Admito a lusofonia enquanto espaço cultural, espontâneo, que tem em comum uma mesma língua, falada, escutada, lida, em suma, utilizada. Admito a lusofonia enquanto espaço de referentes comuns, como, por exemplo, o desporto. Não concordo, no entanto, com a recorrente utilização de uma instituição popular (a língua) com fins políticos e estratégicos. Em África isso é recorrente por parte das antigas potências colonizadoras.
Para Portugal a Guiné-Bissau é o melhor exemplo do que acabo de falar. Constantemente “ameaçado” (segundo Portugal, o auto-denominado “dono” da lusofonia”) pela francofonia, a “Guiné Portuguesa” é território a proteger. Em meia dúzia de décadas de presença (efectiva) lusa no território, nunca os bissau-guineenses tiveram oportunidade de aprender o português. No pós-independência a mesma coisa. Só agora a aposta no ensino da língua surge como linha forte da cooperação do Estado português junto do Estado guineense. Uma aposta tardia e por receio. Receio que a francofonia ganhasse terreno no “nosso” (deles) território (assim se compreende porque puxa Portugal para o seu lado bissau-guineenses de formação e pensamento marcadamente francófonos).
Defender a língua portuguesa na Guiné-Bissau tem tanta validade como defender qualquer outra. No entanto, os defensores da lusofonia apresentam, desde logo, a estatística, dizendo que a língua portuguesa tem entre 180 e 200 milhões de falantes no mundo (os habitantes dos 8 países da CPLP mais os de Macau, Goa, Damão e Diu) e que isso, só por si, oferece garantias aos luso-falantes. Não há mentira mais pura. Se um nhanja do Niassa, Moçambique, ou um balanta do Oio, Guiné-Bissau, aprende as primeiras palavras de português aos 10 anos e apenas as utiliza nos muros da escola (quando regressa a casa fala nhanja, balanta ou crioulo) pode este indivíduo ser contabilizado como lusófono? Então também hoje, e aqui, me assumo francófono, pois todos os dias lido com o francês. E anglófono, porque de quando em quando falo inglês. E até germanófilo, pois dou uns pontapés na dificílima gramática alemã… (da mesma forma que os bissau-guineenses, em geral (pois há quem o fale melhor que eu), dão uns pontapés no português).

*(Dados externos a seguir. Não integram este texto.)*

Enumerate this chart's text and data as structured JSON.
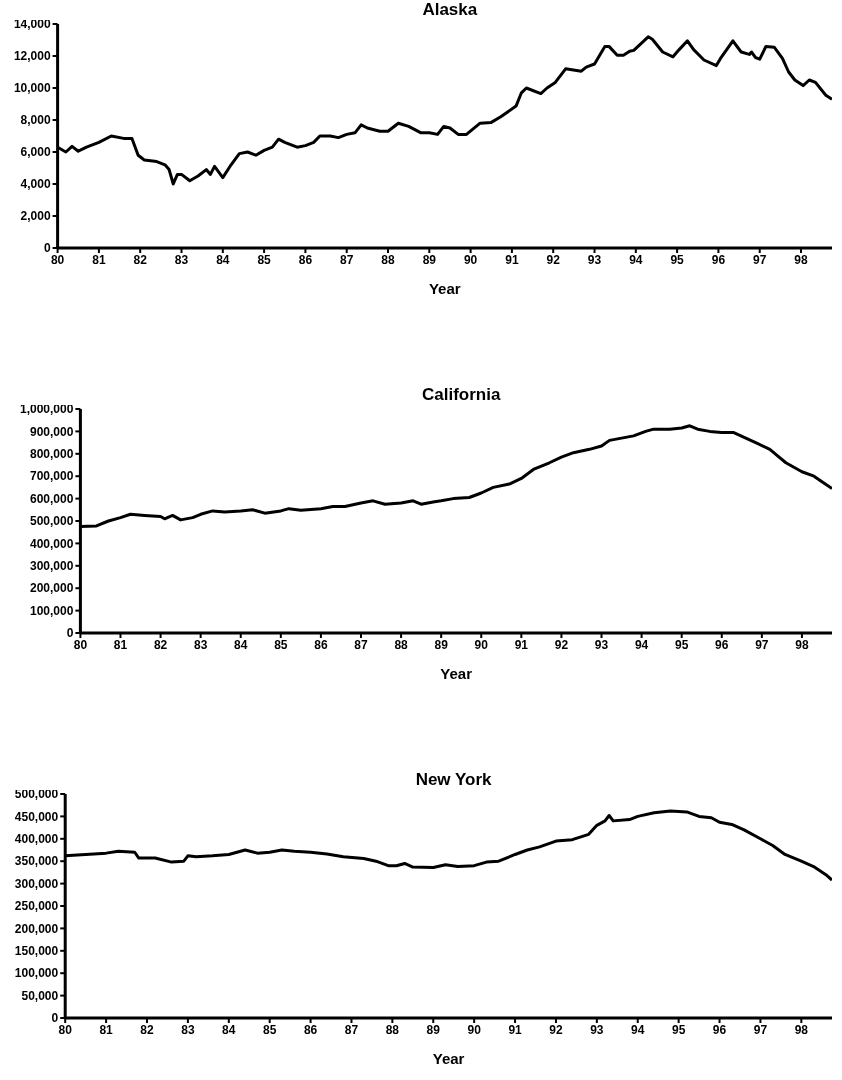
{
  "chart_data": [
    {
      "type": "line",
      "title": "Alaska",
      "xlabel": "Year",
      "color": "#000000",
      "xlim": [
        80,
        98.75
      ],
      "xticks": [
        80,
        81,
        82,
        83,
        84,
        85,
        86,
        87,
        88,
        89,
        90,
        91,
        92,
        93,
        94,
        95,
        96,
        97,
        98
      ],
      "ylim": [
        0,
        14000
      ],
      "yticks": [
        {
          "value": 0,
          "label": "0"
        },
        {
          "value": 2000,
          "label": "2,000"
        },
        {
          "value": 4000,
          "label": "4,000"
        },
        {
          "value": 6000,
          "label": "6,000"
        },
        {
          "value": 8000,
          "label": "8,000"
        },
        {
          "value": 10000,
          "label": "10,000"
        },
        {
          "value": 12000,
          "label": "12,000"
        },
        {
          "value": 14000,
          "label": "14,000"
        }
      ],
      "grid": false,
      "x": [
        80,
        80.2,
        80.35,
        80.5,
        80.7,
        81,
        81.3,
        81.6,
        81.8,
        81.95,
        82.1,
        82.4,
        82.6,
        82.7,
        82.8,
        82.9,
        83,
        83.2,
        83.4,
        83.6,
        83.7,
        83.8,
        84,
        84.2,
        84.4,
        84.6,
        84.8,
        85,
        85.2,
        85.35,
        85.5,
        85.8,
        86,
        86.2,
        86.35,
        86.6,
        86.8,
        87,
        87.2,
        87.35,
        87.5,
        87.8,
        88,
        88.25,
        88.5,
        88.8,
        89,
        89.2,
        89.35,
        89.5,
        89.7,
        89.9,
        90.23,
        90.5,
        90.73,
        91.1,
        91.23,
        91.35,
        91.7,
        91.85,
        92.05,
        92.3,
        92.68,
        92.8,
        93,
        93.25,
        93.35,
        93.55,
        93.7,
        93.85,
        93.95,
        94.3,
        94.4,
        94.65,
        94.9,
        95.05,
        95.25,
        95.4,
        95.65,
        95.95,
        96.05,
        96.35,
        96.55,
        96.75,
        96.8,
        96.9,
        97,
        97.15,
        97.35,
        97.55,
        97.7,
        97.85,
        98.05,
        98.2,
        98.35,
        98.6,
        98.75
      ],
      "values": [
        6300,
        6000,
        6350,
        6050,
        6300,
        6600,
        7000,
        6850,
        6850,
        5800,
        5500,
        5400,
        5200,
        4900,
        4000,
        4600,
        4600,
        4200,
        4500,
        4900,
        4600,
        5100,
        4400,
        5200,
        5900,
        6000,
        5800,
        6100,
        6300,
        6800,
        6600,
        6300,
        6400,
        6600,
        7000,
        7000,
        6900,
        7100,
        7200,
        7700,
        7500,
        7300,
        7300,
        7800,
        7600,
        7200,
        7200,
        7100,
        7600,
        7500,
        7100,
        7100,
        7800,
        7850,
        8200,
        8870,
        9700,
        10000,
        9650,
        10000,
        10350,
        11200,
        11050,
        11300,
        11500,
        12600,
        12600,
        12050,
        12050,
        12300,
        12350,
        13200,
        13050,
        12250,
        11950,
        12400,
        12950,
        12400,
        11750,
        11400,
        11850,
        12950,
        12250,
        12100,
        12250,
        11900,
        11800,
        12600,
        12550,
        11850,
        11000,
        10500,
        10150,
        10500,
        10350,
        9550,
        9300
      ]
    },
    {
      "type": "line",
      "title": "California",
      "xlabel": "Year",
      "color": "#000000",
      "xlim": [
        80,
        98.75
      ],
      "xticks": [
        80,
        81,
        82,
        83,
        84,
        85,
        86,
        87,
        88,
        89,
        90,
        91,
        92,
        93,
        94,
        95,
        96,
        97,
        98
      ],
      "ylim": [
        0,
        1000000
      ],
      "yticks": [
        {
          "value": 0,
          "label": "0"
        },
        {
          "value": 100000,
          "label": "100,000"
        },
        {
          "value": 200000,
          "label": "200,000"
        },
        {
          "value": 300000,
          "label": "300,000"
        },
        {
          "value": 400000,
          "label": "400,000"
        },
        {
          "value": 500000,
          "label": "500,000"
        },
        {
          "value": 600000,
          "label": "600,000"
        },
        {
          "value": 700000,
          "label": "700,000"
        },
        {
          "value": 800000,
          "label": "800,000"
        },
        {
          "value": 900000,
          "label": "900,000"
        },
        {
          "value": 1000000,
          "label": "1,000,000"
        }
      ],
      "grid": false,
      "x": [
        80,
        80.4,
        80.7,
        81,
        81.25,
        81.6,
        82,
        82.1,
        82.3,
        82.5,
        82.8,
        83,
        83.3,
        83.6,
        84,
        84.3,
        84.6,
        85,
        85.2,
        85.5,
        86,
        86.3,
        86.6,
        87,
        87.3,
        87.6,
        88,
        88.3,
        88.5,
        88.8,
        89,
        89.3,
        89.7,
        90,
        90.3,
        90.7,
        91,
        91.3,
        91.7,
        92,
        92.3,
        92.7,
        93,
        93.2,
        93.5,
        93.8,
        94.1,
        94.3,
        94.7,
        95,
        95.2,
        95.4,
        95.7,
        96,
        96.3,
        96.6,
        96.9,
        97.2,
        97.4,
        97.6,
        98,
        98.3,
        98.5,
        98.75
      ],
      "values": [
        475000,
        478000,
        500000,
        515000,
        530000,
        525000,
        520000,
        510000,
        525000,
        505000,
        515000,
        530000,
        545000,
        540000,
        545000,
        550000,
        535000,
        545000,
        555000,
        548000,
        555000,
        565000,
        565000,
        580000,
        590000,
        575000,
        580000,
        590000,
        575000,
        585000,
        590000,
        600000,
        605000,
        625000,
        650000,
        665000,
        690000,
        730000,
        760000,
        785000,
        805000,
        820000,
        835000,
        860000,
        870000,
        880000,
        900000,
        910000,
        910000,
        915000,
        925000,
        910000,
        900000,
        895000,
        895000,
        870000,
        845000,
        820000,
        790000,
        760000,
        720000,
        700000,
        675000,
        645000
      ]
    },
    {
      "type": "line",
      "title": "New York",
      "xlabel": "Year",
      "color": "#000000",
      "xlim": [
        80,
        98.75
      ],
      "xticks": [
        80,
        81,
        82,
        83,
        84,
        85,
        86,
        87,
        88,
        89,
        90,
        91,
        92,
        93,
        94,
        95,
        96,
        97,
        98
      ],
      "ylim": [
        0,
        500000
      ],
      "yticks": [
        {
          "value": 0,
          "label": "0"
        },
        {
          "value": 50000,
          "label": "50,000"
        },
        {
          "value": 100000,
          "label": "100,000"
        },
        {
          "value": 150000,
          "label": "150,000"
        },
        {
          "value": 200000,
          "label": "200,000"
        },
        {
          "value": 250000,
          "label": "250,000"
        },
        {
          "value": 300000,
          "label": "300,000"
        },
        {
          "value": 350000,
          "label": "350,000"
        },
        {
          "value": 400000,
          "label": "400,000"
        },
        {
          "value": 450000,
          "label": "450,000"
        },
        {
          "value": 500000,
          "label": "500,000"
        }
      ],
      "grid": false,
      "x": [
        80,
        80.5,
        81,
        81.3,
        81.7,
        81.8,
        82.2,
        82.6,
        82.9,
        83,
        83.2,
        83.6,
        84,
        84.4,
        84.7,
        85,
        85.3,
        85.6,
        86,
        86.4,
        86.8,
        87.3,
        87.6,
        87.9,
        88.1,
        88.3,
        88.5,
        89,
        89.3,
        89.6,
        90,
        90.3,
        90.6,
        91,
        91.3,
        91.6,
        92,
        92.4,
        92.8,
        93,
        93.2,
        93.3,
        93.4,
        93.8,
        94,
        94.4,
        94.8,
        95.2,
        95.5,
        95.8,
        96,
        96.3,
        96.6,
        97,
        97.3,
        97.6,
        98,
        98.3,
        98.6,
        98.75
      ],
      "values": [
        362000,
        365000,
        368000,
        372000,
        370000,
        357000,
        357000,
        348000,
        350000,
        362000,
        360000,
        362000,
        365000,
        375000,
        368000,
        370000,
        375000,
        372000,
        370000,
        366000,
        360000,
        356000,
        350000,
        340000,
        340000,
        345000,
        337000,
        336000,
        342000,
        338000,
        340000,
        348000,
        350000,
        365000,
        375000,
        382000,
        395000,
        398000,
        410000,
        430000,
        440000,
        452000,
        440000,
        443000,
        450000,
        458000,
        462000,
        460000,
        450000,
        447000,
        437000,
        432000,
        420000,
        400000,
        385000,
        365000,
        350000,
        338000,
        320000,
        308000
      ]
    }
  ]
}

Creio que defenderia melhor os interesses da Guiné-Bissau um sistema de ensino (e um sistema político) que valorizasse o crioulo, como factor, por exemplo, de atenuação das clivagens étnicas. E, depois, algo de novo, que fizesse os guineenses ver mais além, algo que pusesse fim ao passado, que terminasse com o status quo instalado.
Não defendo a crioulização da Guiné-Bissau. O crioulo fecha os bissau-guineenses sobre si, impedindo-os de se abrir ao mundo (as fronteira do crioulo estendem-se a Ziguinchor e Cabo Verde, pas plus). Defendo, antes, uma ruptura com o passado. Já que o pouco que foi/está feito não funcionou, que se tente algo de novo. A francofonia afigura-se-me como o único espaço capaz de ajudar os guineenses a olhar mais além. Por razões muito pragmáticas. Quando passam a fronteira é “bonjour” que dizem. E do lado de lá, c’est tout un monde à découvrir… Ir ao Brasil, a Angola ou, até mesmo, a Portugal, é mais distante, demora mais tempo, custa mais dinheiro e não oferece tantas garantias.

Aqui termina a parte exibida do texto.